Tuesday 17 February 2009

Politics and George Orwell’s invention of modern management

Well no Orwell didn’t if honest, but the notion of double-think he set out in 1984 still provides a fantastic insight into the modern manager’s mind. As to what it means double-think is being able to simultaneously hold two contradictory beliefs and accept both of them. It’s also being able to deliberately tell lies while genuinely believing them to be true and to forget any fact when it becomes inconvenient.

If you want some examples of double-think just scratch the surface of the banks being bailed out, taken over, acquired a new CEO etc. and ask how many of the senior managers and executives in each one are currently forgetting inconvenient facts? How many are desperately disassociating themselves from old business strategies (and departed executives) while scratching about for a new patron to latch onto? And finally how many are desperately crow-barring into every conversation examples of how they personally warned such and such about the possible consequences of such and such a decision as if their buying wholeheartedly into the previous culture hadn't secured them their current position? From what I’ve been hearing and reading pretty much all of them.

Don’t kid yourself that double-think is just about these sea-change moments, not a chance. Double-think is key to the everyday mindset and integral to the very fabric of a business. Take the example of competency and when being wholly incompetent is a good thing. For instance, in any major PLC a group function that’s a waste of space means it's divisional equivalents get an easy life, result! Even better the divisional equivalents look good by comparison, so result 2 times!

Double-think figures here because these are exactly the kind of underlying truths only ever discussed in the pub after work on a Friday. Otherwise, from 9 to 5 the incompetency, lack of credibility and ignorance of entire departments and/or senior individuals transmogrifies into successful networking opportunities, meaningful strategic interventions and real scope for facilitating the enhancement of long-term capabilities aligned with key core competencies i.e. vague mince that only ever subtracts more than it adds to the bottom line.

And that’s how it is, which leaves me wondering how different bankers are from politicians given the strenuous efforts the former are making right now to limit government's role in banking.

Lets take some practical examples - whereas bank CEOs have to manage institutional investors, politicians have their own equivalent which is the major party donor. Similarly, while politicians love constantly tinkering with say education policy to prove to the electorate they are doing things every new executive operates under a seemingly moral obligation to change things, thus proving to his or her stakeholders that he or she (who am I kidding, it’s a he) really has made a best-in-class difference. CEOs and politicians also share a love of rhetoric, so sure the precise clichés, buzzwords and modes of delivery might differ, but the double-think principles underlying both are the same.

Yet despite all these obvious similarities and shared interests (you like mission statements? Me too, hey lets meet up sometime to discuss our 5 core values over coffee), no bank CEO is currently waiting in the reception of his head office on the off chance a treasury official or minister walks by. I wonder why?

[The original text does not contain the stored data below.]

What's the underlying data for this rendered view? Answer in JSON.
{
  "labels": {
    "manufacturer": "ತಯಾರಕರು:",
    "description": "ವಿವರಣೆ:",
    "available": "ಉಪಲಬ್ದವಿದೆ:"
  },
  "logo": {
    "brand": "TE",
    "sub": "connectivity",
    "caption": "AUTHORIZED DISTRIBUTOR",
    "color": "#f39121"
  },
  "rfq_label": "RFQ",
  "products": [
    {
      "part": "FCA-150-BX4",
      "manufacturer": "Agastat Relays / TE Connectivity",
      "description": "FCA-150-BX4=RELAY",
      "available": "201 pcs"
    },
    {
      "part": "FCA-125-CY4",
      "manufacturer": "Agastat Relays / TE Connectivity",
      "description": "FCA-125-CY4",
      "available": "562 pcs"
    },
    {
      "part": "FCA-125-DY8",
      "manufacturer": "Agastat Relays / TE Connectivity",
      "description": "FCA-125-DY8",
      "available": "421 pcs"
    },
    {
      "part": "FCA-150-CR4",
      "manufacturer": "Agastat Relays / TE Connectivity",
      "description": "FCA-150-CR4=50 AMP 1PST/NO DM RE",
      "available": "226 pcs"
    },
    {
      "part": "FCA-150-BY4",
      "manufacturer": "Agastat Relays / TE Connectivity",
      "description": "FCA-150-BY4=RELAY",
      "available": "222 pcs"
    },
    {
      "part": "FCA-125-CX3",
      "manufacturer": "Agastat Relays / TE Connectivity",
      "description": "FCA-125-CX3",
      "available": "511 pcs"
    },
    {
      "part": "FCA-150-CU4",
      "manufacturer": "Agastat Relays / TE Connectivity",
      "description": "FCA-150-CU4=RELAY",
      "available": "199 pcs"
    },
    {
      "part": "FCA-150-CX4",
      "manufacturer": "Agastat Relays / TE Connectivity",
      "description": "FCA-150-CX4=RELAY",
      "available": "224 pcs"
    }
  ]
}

For me the difference stems from democracy. Executives like politicians use patronage to secure their own position and reward friends, but thanks to the magical power of HR departments armed with compromise agreement, a CEO can also punish opponents and people he simply doesn’t like, gestures that send out a clear sign as to what is/isn't acceptable. A politician on the other hand needs to make alliances and respect rival power bases, in other words politicians need to compromise and actually develop realistic assessments of the different ways his or her actions are perceived.

Politicians you see are subject to scrutiny and criticism of a spectacularly wide-ranging and incessant variety. The CEO by contrast runs a personal empire wherein he decides what is and isn’t acceptable, establishing a culture that allows him tp wear whatever new clothes he likes knowing full well everyone is going to ignore his danglies and proclaim that the emperor’s new clothes are indeed da bomb.

It’s this range of criticism, pressure, vested interests, compromise and public scrutiny that political intervention introduces and a private sector CEO wants to avoid. I mean his whole applecart gets turned upside when he finds himself having to justify his actions rather than simply assert and – dear god – answer follow up questions.

I wonder though, I mean essentially my argument is that CEOs want to remain the kings of all they survey due to ego rather than any intrinsic private sector good/public sector bad kinda thang. Are things that simple? Probably not, but dear god when I remember the kerfuffle I once got caught up in over which executive could and couldn't lease himself a private jet I know from first hand experience how important a factor it is. As for 1984, well ignore the film(s) whatever you do and read the book instead, especially the end where Winston Smith finally succumbs to double-think.